Christian: I’ve been a Cardiff fan for about 25 years, I guess. The first game I ever went to was a 1-1 draw with Barnet when we were in the old fourth division. Every club has a lot of history, but the Bluebirds have more than most. We remain the only club to take the FA Cup out of England, and won the Welsh Cup that same year, making us the only club in history (as far as I could tell) to hold the national cups of two different countries simultaneously. That FA Cup was the first to be broadcast on live radio, and the Radio Times published a numbered grid to help listeners follow the game. That, allegedly, gave rise to the popular saying ‘back to square one.’

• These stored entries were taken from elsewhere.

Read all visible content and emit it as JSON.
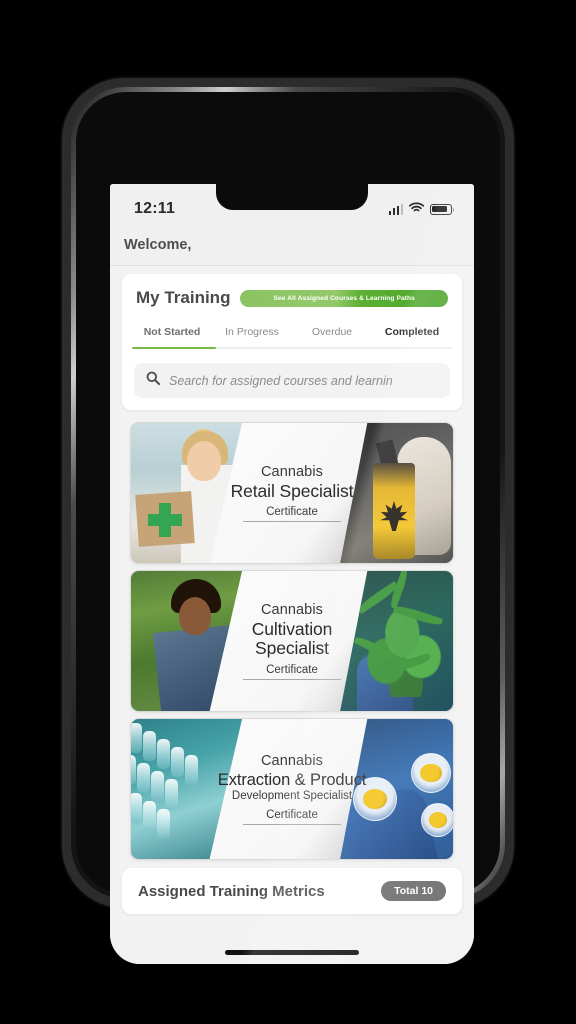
{
  "status_bar": {
    "time": "12:11",
    "signal_icon": "signal-bars-icon",
    "wifi_icon": "wifi-icon",
    "battery_icon": "battery-icon"
  },
  "header": {
    "welcome": "Welcome,"
  },
  "training": {
    "title": "My Training",
    "see_all_label": "See All Assigned Courses & Learning Paths",
    "see_all_color": "#76bb4a",
    "tabs": [
      {
        "label": "Not Started",
        "state": "active"
      },
      {
        "label": "In Progress",
        "state": "default"
      },
      {
        "label": "Overdue",
        "state": "default"
      },
      {
        "label": "Completed",
        "state": "selected"
      }
    ],
    "active_tab_indicator_color": "#76bb4a"
  },
  "search": {
    "icon": "search-icon",
    "value": "",
    "placeholder": "Search for assigned courses and learnin"
  },
  "courses": [
    {
      "pre_title": "Cannabis",
      "title": "Retail Specialist",
      "subtitle": "",
      "badge": "Certificate",
      "left_image": "pharmacist-with-paper-bag-green-cross-photo",
      "right_image": "hand-holding-amber-dropper-bottle-cannabis-leaf-photo"
    },
    {
      "pre_title": "Cannabis",
      "title": "Cultivation",
      "subtitle": "Specialist",
      "badge": "Certificate",
      "left_image": "woman-in-green-field-photo",
      "right_image": "cannabis-plant-held-by-blue-glove-photo"
    },
    {
      "pre_title": "Cannabis",
      "title": "Extraction & Product",
      "subtitle": "Development Specialist",
      "badge": "Certificate",
      "left_image": "rows-of-glass-vials-photo",
      "right_image": "gloved-hand-with-extract-dishes-photo"
    }
  ],
  "metrics": {
    "title": "Assigned Training Metrics",
    "badge": "Total 10"
  }
}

I started writing the book about ten years ago, using mainly the microfilm newspaper archives at Cardiff library. I got a publisher interested in the book, but they pulled out saying, basically, that the club wasn’t big enough to justify costs. After that I moved on to other things, and only when it looked like we might win promotion last season did I start offering it around. Luckily, Gwasg Carreg Gwalch expressed an interest so then it was a mad rush to bring the book up to date, which I managed in just a month or so. The hardest thing was sourcing the pictures. I contacted the club, who were no help at all, and ended up buying a load from Getty.
So far the book is doing very well!
AmeriCymru: OK I have to ask...can Cardiff City cut it in the Premier League and where do you think the Bluebirds will be in the League table at the end of the season?
Christian: Sure, I think we are more than capable of staying up. Malky Mackay has made a couple of great signings this summer. Both Gary Medel and Steven Caulker were wanted by much bigger clubs and ended up buying into the dream and moving to the CCS. There are much worse teams than us in the Premier League! I’m under no illusions, I don’t think we’ll qualify for Europe, but we won’t finish in the bottom three, either. Somewhere in-between, I’d say. After the move from Ninian Park, last season we turned CCS into a bit of a fortress. If we can continue that home form, and it’s looking good so far with that win against Man City and the draw against Everton, two of the better clubs in the league, we have every chance of staying up. The win against Man City, when we came from behind to win 3-2, gave the players, fans and the local media a massive confidence boost and hopefully we can build on that.
AmeriCymru: What''s next for Christian Saunders? Do you have any new publications planned?
Christian: At the moment I’m working full time for Sports Direct magazine, so any new fiction will have to take a backseat for a while. Saying that, I’m always working on something, and I have lots of projects at various stages of development. I’ve decided to go independent with regards to fiction, and early next year I’m putting out an ebook compilation of short stories called X, most of which have been published before in various places. It’s all ready to go. If I don’t go through a publisher I’ll be able to sell the book a lot cheaper and hopefully reach a wider audience. I’m also re-writing my first book, Into the Dragon’s Lair – A Supernatural History of Wales, which will be reprinted by Gwasg Carreg Gwalch hopefully sometime next year. When that is done I’ve been thinking of doing a follow-up to Rainbow’s End, about a valley boy and his experiences of living and working in China!
AmeriCymru: Any final message for the readers and members of AmeriCymru?
Christian: You only have one life, so follow your dreams, do what makes you happy, and don’t let anyone hold you back!